Jarrah trees dying in WA's big dry
This is the image that sums up the ongoing desperately dry spell in the southwest corner of Western Australia.
The scene shows bushland at Morangup in the Perth Hills, about an hour or 70 km northeast of the Perth CBD. The property is owned by engineer James Holbeach, who says he's had just 3 mm in the last 150 days. That all came on one day, on January 24. The previous day of rain was November 12.
In the image, the smallish red tree on the left of the picture is a relative young Jarrah tree that just died from lack of water. Holbeach says many trees are dying.
"A lot of old growth trees seem to be doing OK but here and there, single trees are dying.
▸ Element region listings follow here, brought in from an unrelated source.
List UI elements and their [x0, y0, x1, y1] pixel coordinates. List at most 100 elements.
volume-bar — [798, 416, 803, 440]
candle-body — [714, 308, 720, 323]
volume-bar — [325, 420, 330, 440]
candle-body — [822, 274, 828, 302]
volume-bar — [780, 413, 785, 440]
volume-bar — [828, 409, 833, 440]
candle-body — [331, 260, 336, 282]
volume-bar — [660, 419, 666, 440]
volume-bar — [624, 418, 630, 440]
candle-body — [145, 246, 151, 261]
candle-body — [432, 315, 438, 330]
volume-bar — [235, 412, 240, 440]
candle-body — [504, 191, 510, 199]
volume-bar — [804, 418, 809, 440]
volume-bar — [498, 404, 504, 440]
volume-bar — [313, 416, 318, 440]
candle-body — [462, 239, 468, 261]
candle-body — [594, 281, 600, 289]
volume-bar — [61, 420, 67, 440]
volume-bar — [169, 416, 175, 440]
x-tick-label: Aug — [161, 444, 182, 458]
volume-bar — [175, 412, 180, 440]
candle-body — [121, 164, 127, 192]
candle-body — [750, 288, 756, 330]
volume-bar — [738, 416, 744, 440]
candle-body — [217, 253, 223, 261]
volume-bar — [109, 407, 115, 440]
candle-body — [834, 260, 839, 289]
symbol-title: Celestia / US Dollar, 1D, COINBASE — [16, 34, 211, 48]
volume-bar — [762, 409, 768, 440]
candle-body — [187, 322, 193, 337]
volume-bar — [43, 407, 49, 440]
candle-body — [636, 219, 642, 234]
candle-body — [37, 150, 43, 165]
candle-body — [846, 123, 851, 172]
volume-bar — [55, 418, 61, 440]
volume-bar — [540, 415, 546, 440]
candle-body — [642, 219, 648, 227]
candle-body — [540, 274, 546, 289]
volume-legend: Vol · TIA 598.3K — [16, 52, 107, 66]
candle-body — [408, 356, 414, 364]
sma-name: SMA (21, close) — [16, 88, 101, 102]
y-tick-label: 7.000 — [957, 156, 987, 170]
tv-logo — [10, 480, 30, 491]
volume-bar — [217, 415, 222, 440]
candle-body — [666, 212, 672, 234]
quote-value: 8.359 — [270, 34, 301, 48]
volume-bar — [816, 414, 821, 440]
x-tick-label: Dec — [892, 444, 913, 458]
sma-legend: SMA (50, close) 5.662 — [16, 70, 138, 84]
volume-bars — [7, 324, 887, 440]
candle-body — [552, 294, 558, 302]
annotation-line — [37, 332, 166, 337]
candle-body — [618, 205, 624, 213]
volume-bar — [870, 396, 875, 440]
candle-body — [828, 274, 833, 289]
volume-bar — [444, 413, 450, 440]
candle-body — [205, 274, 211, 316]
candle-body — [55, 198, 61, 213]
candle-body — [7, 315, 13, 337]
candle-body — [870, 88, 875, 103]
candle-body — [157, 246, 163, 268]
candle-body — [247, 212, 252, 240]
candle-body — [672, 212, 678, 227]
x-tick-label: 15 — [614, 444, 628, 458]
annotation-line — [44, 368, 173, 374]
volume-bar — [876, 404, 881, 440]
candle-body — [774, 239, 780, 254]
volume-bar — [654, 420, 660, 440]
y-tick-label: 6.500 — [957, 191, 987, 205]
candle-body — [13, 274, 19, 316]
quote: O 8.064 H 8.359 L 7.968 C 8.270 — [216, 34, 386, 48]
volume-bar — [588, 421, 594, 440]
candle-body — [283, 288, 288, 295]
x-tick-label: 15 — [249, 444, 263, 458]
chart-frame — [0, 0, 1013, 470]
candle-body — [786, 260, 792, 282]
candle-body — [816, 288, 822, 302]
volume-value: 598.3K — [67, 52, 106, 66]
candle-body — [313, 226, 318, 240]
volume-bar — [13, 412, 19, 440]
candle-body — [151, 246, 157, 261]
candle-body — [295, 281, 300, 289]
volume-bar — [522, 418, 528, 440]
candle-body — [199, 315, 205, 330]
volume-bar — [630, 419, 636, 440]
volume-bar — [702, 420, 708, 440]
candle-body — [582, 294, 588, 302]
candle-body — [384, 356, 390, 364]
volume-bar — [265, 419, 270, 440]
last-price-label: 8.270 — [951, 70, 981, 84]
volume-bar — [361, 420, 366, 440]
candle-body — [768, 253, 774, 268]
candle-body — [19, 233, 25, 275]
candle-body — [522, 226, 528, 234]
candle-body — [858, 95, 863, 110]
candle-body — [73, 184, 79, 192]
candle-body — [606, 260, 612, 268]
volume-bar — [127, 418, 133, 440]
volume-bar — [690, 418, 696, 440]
You'll see this sea of green and then a splodge of brown where a tree has died due to lack of water.
"At the end of winter, this scene was very green and carpeted in wildflowers."
As you'd expect, water tanks are running low across the region. Holbeach's tank holds 120,000 litres, which is equivalent to about two swimming pools. Right now it’s down to 15% capacity. Holbeach has had to buy water in previous dry summers and the water tanker has always arrived the next day. When he called the water guy recently, demand was so high that he took almost two-and-a-half weeks to arrive.
The water table is dropping too, Holbeach says. The water level in his bore is normally 25 metres below the surface but has dropped to 30 m, the first time he’s seen it that low.
Here at Weatherzone, we’ve written several recent stories about the southwest WA dry spell, beginning with the article that revealed Perth experienced its driest six-month period in 148 years of records.
Source: BoM.
The chart above shows the 6-monthly rainfall deciles for Australia from Oct 2023 to March 2024. As the dark red shows, the area around Perth was the driest on record.
And April has brought no relief to date. The chart below shows rainfall totals, as in the raw numbers rather than the percentage of the average. Bottom line: still nothing in the southwest.
Source: BoM.
Sadly, there is no break in the pattern in the foreseeable future with warm, dry weather expected in Perth for at least the next week as yet another slow-moving high pressure system centred south of the continent blocks the northward progression of rain-bearing cold fronts.
Compounding the frustration for residents of southwest WA is the heavy rain fed by tropical moisture which has drenched normally bone dry areas like the Nullarbor but generally steered clear of the southern portion of the west coast.
Again this week, there’s an active tropical system though sadly, the remnants of ex-Tropical Cyclone Olga along with a low in the upper atmosphere could deliver significant falls of rain to large parts of the state while likely bypassing Perth and surrounds.
"There’s genuinely a feeling like we live under some sort of dome here," Holbeach says.
The imaginary rain-proof dome will of course be penetrated at some point as late autumn, winter, and early spring are the region's wettest months, though even the first rain won't be instant good news. For one thing, the ground is "hydrophobic", meaning it’s been baked so hard by a combination of clear skies and searing hot temperatures that the first rain won't soak in.
Meanwhile as farmers do it tough – with wheat growers prevented from burning stubble due to the ongoing fire risk – and with ecologists warning of a potential forest collapse on a massive scale, all southwest WA locals can do is wait, and hope.
"Everybody’s waiting for rain," Holbeach says. "It's been an exceptionally hot summer and everybody is just desperate for rain, and we need a lot, too.
"The Perth weather forecast is just ridiculous. Even in April, every day it’s 30 degrees with no rain."